Lepiej będzie, jak sobie pójdę – odwróciła się gwałtownie i zaczęła przed
siebie biec. Wycierała dłońmi mokre policzki, ale łzy nie chciały przestać
lecieć.
- Jadziu! Jadziu! Zaczekaj proszę! – biegł za
nią ile sił w nogach a za nim biegła Figa sądząc pewnie, że to rodzaj zabawy.
Złapał ją za ramię i obrócił.
- Nie uciekaj, błagam – uspokajali oddechy. –
Nie uciekaj – przytulił ją do siebie gładząc delikatnie po plecach. - Zaprosiłem cię na spacer, bo postanowiłem ci
wyznać, że zakochałem się w tobie. Bardzo bałem się twojej reakcji a teraz
jestem szczęśliwy, naprawdę szczęśliwy, bo wiem, co czujemy do siebie nawzajem.
Kocham cię Jadziu.
Spojrzał w
jej zapłakane oczy i z wielką czułością pocałował jej usta. Uśmiechnęła się do
niego przez łzy.
- Nie mogę w to wszystko uwierzyć. To naprawdę
nie jest sen? Ty mnie kochasz? – powiedziała drżącym głosem.

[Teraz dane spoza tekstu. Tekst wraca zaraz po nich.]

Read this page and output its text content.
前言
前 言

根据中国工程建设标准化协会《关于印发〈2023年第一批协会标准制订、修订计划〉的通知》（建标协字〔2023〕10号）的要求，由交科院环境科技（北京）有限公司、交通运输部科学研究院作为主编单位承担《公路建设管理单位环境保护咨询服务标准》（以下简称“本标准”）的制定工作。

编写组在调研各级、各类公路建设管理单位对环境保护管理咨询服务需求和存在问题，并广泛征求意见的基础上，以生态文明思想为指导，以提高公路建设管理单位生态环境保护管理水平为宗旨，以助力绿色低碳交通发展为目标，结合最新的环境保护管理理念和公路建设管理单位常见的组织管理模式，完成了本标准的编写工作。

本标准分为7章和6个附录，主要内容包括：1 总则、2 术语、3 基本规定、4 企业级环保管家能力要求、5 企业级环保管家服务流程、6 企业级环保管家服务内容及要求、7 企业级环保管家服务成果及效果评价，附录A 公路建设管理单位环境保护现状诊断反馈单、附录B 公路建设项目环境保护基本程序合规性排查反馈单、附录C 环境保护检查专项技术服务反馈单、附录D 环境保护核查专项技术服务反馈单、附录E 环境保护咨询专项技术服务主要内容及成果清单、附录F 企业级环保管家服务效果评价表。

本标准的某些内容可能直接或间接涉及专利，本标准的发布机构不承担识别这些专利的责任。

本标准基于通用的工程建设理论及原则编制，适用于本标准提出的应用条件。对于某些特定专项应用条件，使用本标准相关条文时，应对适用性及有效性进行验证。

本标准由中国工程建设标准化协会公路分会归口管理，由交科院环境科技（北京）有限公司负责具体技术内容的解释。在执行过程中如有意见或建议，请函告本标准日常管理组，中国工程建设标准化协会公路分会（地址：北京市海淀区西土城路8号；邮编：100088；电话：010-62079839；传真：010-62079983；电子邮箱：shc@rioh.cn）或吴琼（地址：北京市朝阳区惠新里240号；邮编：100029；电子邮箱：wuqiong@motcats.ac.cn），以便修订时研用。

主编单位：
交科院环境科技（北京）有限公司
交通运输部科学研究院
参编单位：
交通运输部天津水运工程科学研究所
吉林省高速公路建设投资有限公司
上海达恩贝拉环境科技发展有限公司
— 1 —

- Kocham cię bardzo, bardzo mocno. To nie jest
jakieś przelotne uczucie, ani zauroczenie. To najprawdziwsza miłość. –
Przytuliła się do niego.
- A ja kocham cię nad życie. Jesteś moją
miłością i dla mnie to też nie jest nic przelotnego. Nigdy nikogo nie kochałam
równie mocno.
Ponownie
nachylił się do niej żarliwie całując jej usta.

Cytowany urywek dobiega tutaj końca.